Yudkowsky then describes the “economy of mind”-scenario (the most likely AI-dominated scenario according to Hanson):
- No one AI that does everything humans do, but rather a large, diverse population of AIs. These AIs have various domain-specific competencies that are “human+ level” – not just in the sense of Deep Blue beating Kasparov, but in the sense that in these domains, the AIs seem to have good “common sense” and can e.g. recognize, comprehend and handle situations that weren’t in their original programming. But only in the special domains for which that AI was crafted/trained. Collectively, these AIs may be strictly more competent than any one human, but no individual AI is more competent than any one human.

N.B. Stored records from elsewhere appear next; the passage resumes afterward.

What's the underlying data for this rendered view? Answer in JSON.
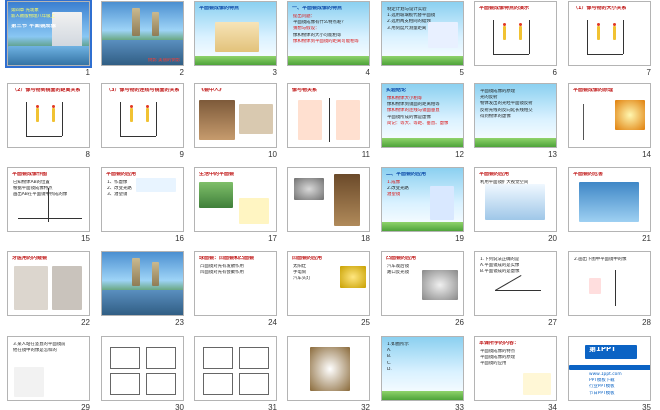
{
  "slides": [
    {
      "number": "1",
      "theme": "title",
      "title": "第三节  平面镜成像",
      "lines": [
        "第四章  光现象",
        "新人教版物理八年级上"
      ]
    },
    {
      "number": "2",
      "theme": "photo",
      "title": "",
      "lines": [
        "倒影  美丽的倒影"
      ]
    },
    {
      "number": "3",
      "theme": "sky",
      "title": "平面镜成像的特点",
      "lines": []
    },
    {
      "number": "4",
      "theme": "sky",
      "title": "一、平面镜成像的特点",
      "lines": [
        "提出问题：",
        "平面镜成像有什么特点呢？",
        "猜想与假设：",
        "像和物体的大小可能相等",
        "像和物体到平面镜的距离可能相等"
      ]
    },
    {
      "number": "5",
      "theme": "sky",
      "title": "",
      "lines": [
        "制定计划与设计实验",
        "1.选用玻璃板代替平面镜",
        "2.选用两支相同的蜡烛",
        "3.用刻度尺测量距离"
      ]
    },
    {
      "number": "6",
      "theme": "white",
      "title": "平面镜成像特点的演示",
      "lines": []
    },
    {
      "number": "7",
      "theme": "white",
      "title": "（1）像与物的大小关系",
      "lines": []
    },
    {
      "number": "8",
      "theme": "white",
      "title": "（2）像与物到镜面的距离关系",
      "lines": []
    },
    {
      "number": "9",
      "theme": "white",
      "title": "（3）像与物的连线与镜面的关系",
      "lines": []
    },
    {
      "number": "10",
      "theme": "white",
      "title": "《镜中人》",
      "lines": []
    },
    {
      "number": "11",
      "theme": "white",
      "title": "像与物关系",
      "lines": []
    },
    {
      "number": "12",
      "theme": "sky",
      "title": "实验结论",
      "lines": [
        "像和物体大小相等",
        "像和物体到镜面的距离相等",
        "像和物体的连线与镜面垂直",
        "平面镜所成的像是虚像",
        "简记：等大、等距、垂直、虚像"
      ]
    },
    {
      "number": "13",
      "theme": "sky",
      "title": "",
      "lines": [
        "平面镜成像的原理",
        "光的反射",
        "物体发出的光经平面镜反射",
        "反射光线的反向延长线相交",
        "得到物体的虚像"
      ]
    },
    {
      "number": "14",
      "theme": "white",
      "title": "平面镜成像的原理",
      "lines": []
    },
    {
      "number": "15",
      "theme": "white",
      "title": "平面镜成像作图",
      "lines": [
        "已知物体AB的位置",
        "根据平面镜成像特点",
        "画出AB在平面镜中所成的像"
      ]
    },
    {
      "number": "16",
      "theme": "white",
      "title": "平面镜的应用",
      "lines": [
        "1、作虚像",
        "2、改变光路",
        "3、潜望镜"
      ]
    },
    {
      "number": "17",
      "theme": "white",
      "title": "生活中的平面镜",
      "lines": []
    },
    {
      "number": "18",
      "theme": "white",
      "title": "",
      "lines": []
    },
    {
      "number": "19",
      "theme": "sky",
      "title": "二、平面镜的应用",
      "lines": [
        "1.成像",
        "2.改变光路",
        "潜望镜"
      ]
    },
    {
      "number": "20",
      "theme": "white",
      "title": "平面镜的应用",
      "lines": [
        "利用平面镜扩大视觉空间"
      ]
    },
    {
      "number": "21",
      "theme": "white",
      "title": "平面镜的危害",
      "lines": []
    },
    {
      "number": "22",
      "theme": "white",
      "title": "牙医用的内窥镜",
      "lines": []
    },
    {
      "number": "23",
      "theme": "photo",
      "title": "",
      "lines": []
    },
    {
      "number": "24",
      "theme": "white",
      "title": "球面镜：凹面镜和凸面镜",
      "lines": [
        "凸面镜对光有发散作用",
        "凹面镜对光有会聚作用"
      ]
    },
    {
      "number": "25",
      "theme": "white",
      "title": "凹面镜的应用",
      "lines": [
        "太阳灶",
        "手电筒",
        "汽车头灯"
      ]
    },
    {
      "number": "26",
      "theme": "white",
      "title": "凸面镜的应用",
      "lines": [
        "汽车观后镜",
        "路口反光镜"
      ]
    },
    {
      "number": "27",
      "theme": "white",
      "title": "",
      "lines": [
        "1.下列说法正确的是",
        "A.平面镜成的是实像",
        "B.平面镜成的是虚像"
      ]
    },
    {
      "number": "28",
      "theme": "white",
      "title": "",
      "lines": [
        "2.画出下图中平面镜中的像"
      ]
    },
    {
      "number": "29",
      "theme": "white",
      "title": "",
      "lines": [
        "3.某人站在竖直的平面镜前",
        "他在镜中的像是怎样的"
      ]
    },
    {
      "number": "30",
      "theme": "white",
      "title": "",
      "lines": []
    },
    {
      "number": "31",
      "theme": "white",
      "title": "",
      "lines": []
    },
    {
      "number": "32",
      "theme": "white",
      "title": "",
      "lines": []
    },
    {
      "number": "33",
      "theme": "sky",
      "title": "",
      "lines": [
        "1.如图所示",
        "A.",
        "B.",
        "C.",
        "D."
      ]
    },
    {
      "number": "34",
      "theme": "white",
      "title": "本课所学的内容：",
      "lines": [
        "平面镜成像的特点",
        "平面镜成像的原理",
        "平面镜的应用"
      ]
    },
    {
      "number": "35",
      "theme": "last",
      "title": "第1PPT",
      "lines": [
        "www.1ppt.com",
        "PPT模板下载",
        "行业PPT模板",
        "节日PPT模板"
      ]
    }
  ]
}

- Knowledge and even skills are widely traded in this economy of AI systems.
- In concert, these AIs, and their human owners, and the economy that surrounds them, undergo a collective FOOM of self-improvement. No local agent is capable of doing all this work, only the collective system.
- The FOOM’s benefits are distributed through a whole global economy of trade partners and suppliers, including existing humans and corporations, though existing humans and corporations may form an increasingly small fraction of the New Economy.
- This FOOM looks like an exponential curve of compound interest, like the modern world but with a substantially shorter doubling time.
He thinks this scenario is also rather unlikely because different AI architectures probably can’t easily trade knowledge or skills since their source codes/mind-architectures are so different. And trading with uploads will be even more difficult because they are error-prone and run on spaghetti-code that was never designed to be optimized. Exchanging knowledge with biological humans will, for obvious reasons, be nigh impossible.
These, among other things, are the main reasons for localization: One fooming AI with one mind-architecture and one utility-function, not numerous different AIs that engage in trade and create a flourishing economy or something like that.